本作『残火』は、誰もが一度は経験したことのある「夏の終わりの切なさ」と「儚(はかな)い恋の終わり」を、指先で揺れる小さな火種に重ねて描いたエモーショナルなシングルです。
祭りのあとの静けさ、夜風に混じる安い火薬の匂い、汗で張り付く浴衣。
「これが最後ね」と微笑む君の横顔を照らす最後の花火を見つめながら、「落ちないで」「行かないで」と心の中で叫び続ける主人公の葛藤が、まるで映像のように鮮明なリリックで綴られます。
過ぎ去りし夏の思い出に浸りたい夜や、胸の奥底にしまってある忘れられない恋を振り返りたい時に、そっと寄り添ってくれる一曲です。
Artist Profile
Almaria
「Alma(魂)」と「Aria(旋律)」を掛け合わせた「魂の旋律」を名に冠するバーチャルボーカルデュオ。

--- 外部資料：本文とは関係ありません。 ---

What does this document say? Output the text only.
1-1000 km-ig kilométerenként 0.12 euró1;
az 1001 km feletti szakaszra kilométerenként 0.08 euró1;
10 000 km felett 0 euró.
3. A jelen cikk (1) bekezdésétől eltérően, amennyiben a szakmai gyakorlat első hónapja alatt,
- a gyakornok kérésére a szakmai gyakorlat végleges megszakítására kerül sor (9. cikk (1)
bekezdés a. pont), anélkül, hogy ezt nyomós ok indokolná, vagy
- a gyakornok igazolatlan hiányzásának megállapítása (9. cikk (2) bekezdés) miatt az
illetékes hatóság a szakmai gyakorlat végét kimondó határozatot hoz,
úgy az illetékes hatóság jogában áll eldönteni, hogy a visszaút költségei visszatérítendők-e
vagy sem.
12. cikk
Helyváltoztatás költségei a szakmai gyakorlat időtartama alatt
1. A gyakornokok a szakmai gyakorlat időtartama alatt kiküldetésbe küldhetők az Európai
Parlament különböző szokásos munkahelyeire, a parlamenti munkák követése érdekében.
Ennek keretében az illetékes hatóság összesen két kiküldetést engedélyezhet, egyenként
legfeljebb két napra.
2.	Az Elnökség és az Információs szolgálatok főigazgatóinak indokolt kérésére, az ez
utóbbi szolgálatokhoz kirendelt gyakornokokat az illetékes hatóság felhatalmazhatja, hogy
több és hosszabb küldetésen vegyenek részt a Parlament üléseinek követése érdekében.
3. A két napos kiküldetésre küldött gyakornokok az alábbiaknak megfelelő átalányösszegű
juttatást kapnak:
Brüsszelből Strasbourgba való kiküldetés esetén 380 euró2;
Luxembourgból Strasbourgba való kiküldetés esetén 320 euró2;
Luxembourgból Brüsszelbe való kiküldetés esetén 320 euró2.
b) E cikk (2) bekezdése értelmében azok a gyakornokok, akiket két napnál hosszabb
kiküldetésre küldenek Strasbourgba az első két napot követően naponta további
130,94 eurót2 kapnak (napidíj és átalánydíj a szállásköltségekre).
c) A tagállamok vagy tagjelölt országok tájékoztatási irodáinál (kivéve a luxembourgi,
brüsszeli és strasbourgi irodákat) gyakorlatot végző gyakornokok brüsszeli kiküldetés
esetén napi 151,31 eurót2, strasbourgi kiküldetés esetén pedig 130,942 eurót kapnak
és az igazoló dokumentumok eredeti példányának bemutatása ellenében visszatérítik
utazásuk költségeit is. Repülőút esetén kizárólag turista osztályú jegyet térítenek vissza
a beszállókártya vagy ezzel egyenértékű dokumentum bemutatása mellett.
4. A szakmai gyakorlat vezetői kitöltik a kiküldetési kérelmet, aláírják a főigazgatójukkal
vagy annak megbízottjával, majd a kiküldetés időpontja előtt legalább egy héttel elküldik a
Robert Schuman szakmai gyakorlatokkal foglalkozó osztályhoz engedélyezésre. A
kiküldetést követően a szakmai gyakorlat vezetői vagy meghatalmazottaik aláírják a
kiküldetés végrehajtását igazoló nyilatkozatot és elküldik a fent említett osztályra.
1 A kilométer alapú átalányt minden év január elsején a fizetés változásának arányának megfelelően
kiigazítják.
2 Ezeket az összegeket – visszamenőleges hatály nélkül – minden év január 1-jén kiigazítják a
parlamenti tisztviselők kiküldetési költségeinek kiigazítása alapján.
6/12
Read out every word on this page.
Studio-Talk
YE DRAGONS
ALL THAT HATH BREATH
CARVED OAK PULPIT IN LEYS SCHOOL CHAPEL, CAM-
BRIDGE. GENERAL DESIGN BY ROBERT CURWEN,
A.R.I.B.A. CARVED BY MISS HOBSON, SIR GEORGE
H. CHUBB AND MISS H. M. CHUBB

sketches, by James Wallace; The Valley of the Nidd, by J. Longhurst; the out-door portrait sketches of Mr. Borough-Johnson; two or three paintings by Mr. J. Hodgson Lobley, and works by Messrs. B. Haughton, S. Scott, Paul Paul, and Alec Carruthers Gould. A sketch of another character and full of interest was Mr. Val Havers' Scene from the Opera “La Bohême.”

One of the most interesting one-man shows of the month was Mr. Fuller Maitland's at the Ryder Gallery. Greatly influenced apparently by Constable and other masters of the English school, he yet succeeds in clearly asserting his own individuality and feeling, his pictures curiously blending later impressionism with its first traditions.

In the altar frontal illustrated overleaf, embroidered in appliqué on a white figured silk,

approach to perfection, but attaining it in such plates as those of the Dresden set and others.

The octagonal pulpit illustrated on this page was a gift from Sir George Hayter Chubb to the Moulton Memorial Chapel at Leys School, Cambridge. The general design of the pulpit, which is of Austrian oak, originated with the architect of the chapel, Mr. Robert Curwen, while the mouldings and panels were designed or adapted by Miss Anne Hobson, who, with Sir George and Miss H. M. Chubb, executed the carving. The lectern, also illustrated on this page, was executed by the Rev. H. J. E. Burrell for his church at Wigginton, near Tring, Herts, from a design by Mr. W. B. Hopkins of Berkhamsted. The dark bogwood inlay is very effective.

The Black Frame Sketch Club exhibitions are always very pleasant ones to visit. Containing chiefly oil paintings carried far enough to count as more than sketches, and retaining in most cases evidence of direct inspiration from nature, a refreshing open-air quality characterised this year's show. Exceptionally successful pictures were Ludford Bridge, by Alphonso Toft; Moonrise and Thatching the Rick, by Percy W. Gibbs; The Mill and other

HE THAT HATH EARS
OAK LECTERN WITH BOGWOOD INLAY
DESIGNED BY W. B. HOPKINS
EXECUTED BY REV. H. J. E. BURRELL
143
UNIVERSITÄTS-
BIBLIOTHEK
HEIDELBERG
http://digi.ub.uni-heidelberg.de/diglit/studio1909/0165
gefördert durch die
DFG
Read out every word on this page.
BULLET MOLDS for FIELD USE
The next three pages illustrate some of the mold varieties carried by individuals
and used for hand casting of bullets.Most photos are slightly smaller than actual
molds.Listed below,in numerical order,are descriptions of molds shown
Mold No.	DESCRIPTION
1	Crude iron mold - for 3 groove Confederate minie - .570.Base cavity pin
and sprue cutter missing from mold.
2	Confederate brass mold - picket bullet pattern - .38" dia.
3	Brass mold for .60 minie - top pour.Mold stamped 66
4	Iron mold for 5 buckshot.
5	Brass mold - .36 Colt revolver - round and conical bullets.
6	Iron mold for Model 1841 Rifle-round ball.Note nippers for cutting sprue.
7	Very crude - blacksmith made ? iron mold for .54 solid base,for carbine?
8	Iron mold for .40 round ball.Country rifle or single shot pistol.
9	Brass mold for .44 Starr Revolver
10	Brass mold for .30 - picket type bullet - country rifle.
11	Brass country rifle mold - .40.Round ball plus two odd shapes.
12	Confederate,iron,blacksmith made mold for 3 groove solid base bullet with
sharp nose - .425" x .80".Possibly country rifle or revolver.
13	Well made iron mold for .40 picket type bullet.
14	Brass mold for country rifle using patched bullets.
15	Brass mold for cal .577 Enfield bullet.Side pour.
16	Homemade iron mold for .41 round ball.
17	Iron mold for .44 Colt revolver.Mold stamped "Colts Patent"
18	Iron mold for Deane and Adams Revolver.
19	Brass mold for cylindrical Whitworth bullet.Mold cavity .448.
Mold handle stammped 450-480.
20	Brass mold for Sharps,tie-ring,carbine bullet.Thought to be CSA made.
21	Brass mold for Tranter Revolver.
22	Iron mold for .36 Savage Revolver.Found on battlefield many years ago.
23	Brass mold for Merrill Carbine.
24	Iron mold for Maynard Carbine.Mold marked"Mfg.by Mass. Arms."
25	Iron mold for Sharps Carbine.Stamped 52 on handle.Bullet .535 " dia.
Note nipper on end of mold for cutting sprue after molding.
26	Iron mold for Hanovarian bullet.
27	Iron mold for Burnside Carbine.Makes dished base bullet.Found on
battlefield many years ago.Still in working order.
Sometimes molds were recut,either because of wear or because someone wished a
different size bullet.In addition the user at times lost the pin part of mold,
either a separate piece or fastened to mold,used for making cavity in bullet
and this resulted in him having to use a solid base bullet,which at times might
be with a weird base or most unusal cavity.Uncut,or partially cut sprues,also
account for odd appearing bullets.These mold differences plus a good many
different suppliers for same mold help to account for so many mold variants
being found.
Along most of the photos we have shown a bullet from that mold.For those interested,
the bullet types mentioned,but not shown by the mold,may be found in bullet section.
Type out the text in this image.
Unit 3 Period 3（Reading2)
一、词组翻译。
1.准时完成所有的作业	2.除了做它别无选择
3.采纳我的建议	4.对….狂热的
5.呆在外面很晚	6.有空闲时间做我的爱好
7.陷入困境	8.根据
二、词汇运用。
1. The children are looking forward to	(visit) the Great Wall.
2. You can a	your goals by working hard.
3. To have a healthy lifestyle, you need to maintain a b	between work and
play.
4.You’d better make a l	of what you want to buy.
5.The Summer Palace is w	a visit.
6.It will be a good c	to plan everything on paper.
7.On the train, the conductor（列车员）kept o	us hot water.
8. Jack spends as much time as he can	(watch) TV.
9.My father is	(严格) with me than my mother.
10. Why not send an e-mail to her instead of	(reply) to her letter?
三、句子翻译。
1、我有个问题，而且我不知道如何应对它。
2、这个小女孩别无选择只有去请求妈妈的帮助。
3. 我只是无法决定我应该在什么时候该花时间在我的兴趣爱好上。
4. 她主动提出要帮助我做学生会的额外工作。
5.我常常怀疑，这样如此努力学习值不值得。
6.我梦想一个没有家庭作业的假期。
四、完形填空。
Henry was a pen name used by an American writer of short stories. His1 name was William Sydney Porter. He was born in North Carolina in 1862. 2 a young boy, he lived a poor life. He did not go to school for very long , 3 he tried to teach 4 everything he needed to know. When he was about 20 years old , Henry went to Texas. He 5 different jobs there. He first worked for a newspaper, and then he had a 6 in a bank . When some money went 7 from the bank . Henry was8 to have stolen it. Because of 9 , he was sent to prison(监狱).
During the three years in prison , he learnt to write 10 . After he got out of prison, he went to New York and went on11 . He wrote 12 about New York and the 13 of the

美しくも残酷なダークファンタジーの世界から幾多の物語を歌い上げる。 決して交わらないはずの二つの命が、すれ違い、傷つきながらも不器用に響き合うエモーショナルなデュオボーカルが最大の特徴。圧倒的なコーラスワークと、確かな熱を帯びた詩(ことば)で紡がれる重厚なストーリーが、聴く者の胸の奥底に熱い火を灯す。